[rabbitmq-discuss] Lost messages in cluster

Wed Jan 18 23:03:26 GMT 2012

Hello, Jerry.

> When you say the "topology" in this context, what do you mean exactly?
I mean a set of brokers, exchanges and queues and relations between them.

> Are you using the new HA/mirrored-queues feature, and have declared
> replication of queues across cluster nodes explicitly? Or are you
> using "regular" clustering of the older type? If the latter then the
> queue processes and queue contents will 'really' live only on a single
> node in the cluster, although of course they can be published by, or
> delivered to clients who happen to be connected to any node in the
> cluster.
Not, I dont use mirrored queues.

> By "node" do you mean one of your producers or consumers, or one of
> the Rabbit cluster members? If you mean a Rabbit cluster member then
> you can't publish to, or consume from, a queue as long as the node on
> which it lives is down. If you use the new active-active,
> mirrored-queues HA system then you can specify that a queue be
> replicated across multiple nodes in a cluster, and the loss of the
> master queue replica leads to one of the replicated slaves taking
> over.  There's also an older active-passive HA system where you use
> something like Pacemaker to switch over from a failed cluster node to
> a hot standby, that was sharing storage with its backup brethren.
Each node is physical/virtual machine with installed rabbitmq broker,
consumer and producer. Consumer and producer always connect to local broker.
Consumer receives messages only from queues that were declared on local 
broker.
Producer publishes messages to fanout exchange to which all queues are 
bound.

> Answering this fully depends on what potential causes of message loss
> you want to immunize yourself against.  If you're worried about the
> failure of a cluster node on which a queue resides rendering that
> queue unavailable, your options are either:
>
>    - the new active/active mirrored queues HA
>
>    - the old active/passive system with shared storage and something
>      like Pacemaker handling the failover
>
> If you need messages to be moved over potentially high latency or
> flaky WAN links, then you want to consider Shovel or Federation for
> bridging the wild network waters between the islands on which your
> clusters live.
>
> Both are documented on the RabbitMQ website, and the latter is
> discussed in the Manning book "RabbitMQ in Action" (currently
> available as a preview eBook, final print version due out later this
> Spring).
>
> Does this help at all?
Number of brokers is unlimited.
All brokers are in the same datacenter, but any broker may become
unavailable to others. And if that period of time is less than net_ticktime,
queue, declared on that broker, misses messages.
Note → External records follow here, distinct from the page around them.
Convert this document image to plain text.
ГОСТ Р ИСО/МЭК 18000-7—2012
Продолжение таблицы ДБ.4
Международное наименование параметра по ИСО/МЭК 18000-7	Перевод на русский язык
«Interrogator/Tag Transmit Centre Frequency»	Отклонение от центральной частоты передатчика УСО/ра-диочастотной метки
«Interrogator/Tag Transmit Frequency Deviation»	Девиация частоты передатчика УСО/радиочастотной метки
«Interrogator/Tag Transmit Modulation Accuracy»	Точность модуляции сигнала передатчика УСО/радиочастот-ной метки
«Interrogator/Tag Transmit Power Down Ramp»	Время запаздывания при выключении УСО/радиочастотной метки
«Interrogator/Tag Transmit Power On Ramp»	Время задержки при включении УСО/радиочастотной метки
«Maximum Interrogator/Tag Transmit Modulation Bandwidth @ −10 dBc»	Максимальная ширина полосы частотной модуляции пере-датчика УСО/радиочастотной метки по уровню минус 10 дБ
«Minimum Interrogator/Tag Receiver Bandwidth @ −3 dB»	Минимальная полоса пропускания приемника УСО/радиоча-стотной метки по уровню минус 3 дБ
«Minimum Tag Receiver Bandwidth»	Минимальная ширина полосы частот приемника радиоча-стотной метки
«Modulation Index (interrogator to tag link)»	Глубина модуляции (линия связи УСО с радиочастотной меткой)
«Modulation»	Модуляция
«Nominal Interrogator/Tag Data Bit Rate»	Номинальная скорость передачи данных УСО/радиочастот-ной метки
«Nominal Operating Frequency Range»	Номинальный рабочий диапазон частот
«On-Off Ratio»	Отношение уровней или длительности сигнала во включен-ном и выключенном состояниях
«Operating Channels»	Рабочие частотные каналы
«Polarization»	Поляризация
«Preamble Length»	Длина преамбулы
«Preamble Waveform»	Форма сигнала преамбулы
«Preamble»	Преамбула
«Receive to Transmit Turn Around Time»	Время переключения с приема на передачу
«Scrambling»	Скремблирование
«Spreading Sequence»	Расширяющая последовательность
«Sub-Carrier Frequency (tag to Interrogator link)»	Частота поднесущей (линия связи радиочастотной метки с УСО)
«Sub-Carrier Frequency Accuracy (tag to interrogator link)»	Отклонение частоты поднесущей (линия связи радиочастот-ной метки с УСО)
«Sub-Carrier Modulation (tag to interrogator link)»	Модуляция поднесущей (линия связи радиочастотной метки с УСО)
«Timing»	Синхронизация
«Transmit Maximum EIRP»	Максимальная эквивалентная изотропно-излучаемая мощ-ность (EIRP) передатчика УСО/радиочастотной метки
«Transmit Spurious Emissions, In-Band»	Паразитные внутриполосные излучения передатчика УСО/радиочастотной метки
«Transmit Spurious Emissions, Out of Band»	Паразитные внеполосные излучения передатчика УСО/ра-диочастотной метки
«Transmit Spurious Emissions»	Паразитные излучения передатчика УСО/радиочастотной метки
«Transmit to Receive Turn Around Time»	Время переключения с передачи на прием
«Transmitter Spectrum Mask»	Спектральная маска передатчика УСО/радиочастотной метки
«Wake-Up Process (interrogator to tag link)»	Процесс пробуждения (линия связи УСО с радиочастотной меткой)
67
I tried to use active/active mirrored queues, declaring them
with "x-ha-policy" = "all" and faced some unpleasant issue:
If any node become unavailable, the command
# rabbitmqctl list_queues
hangs and I cant get any information.

Thats why I looked at federation plugin.

I'll continue playing with HA queues and hope this solution will help
to solve my problem. I will keep you informed of the results of my 
experiments.

--
Best regards,
Artsiom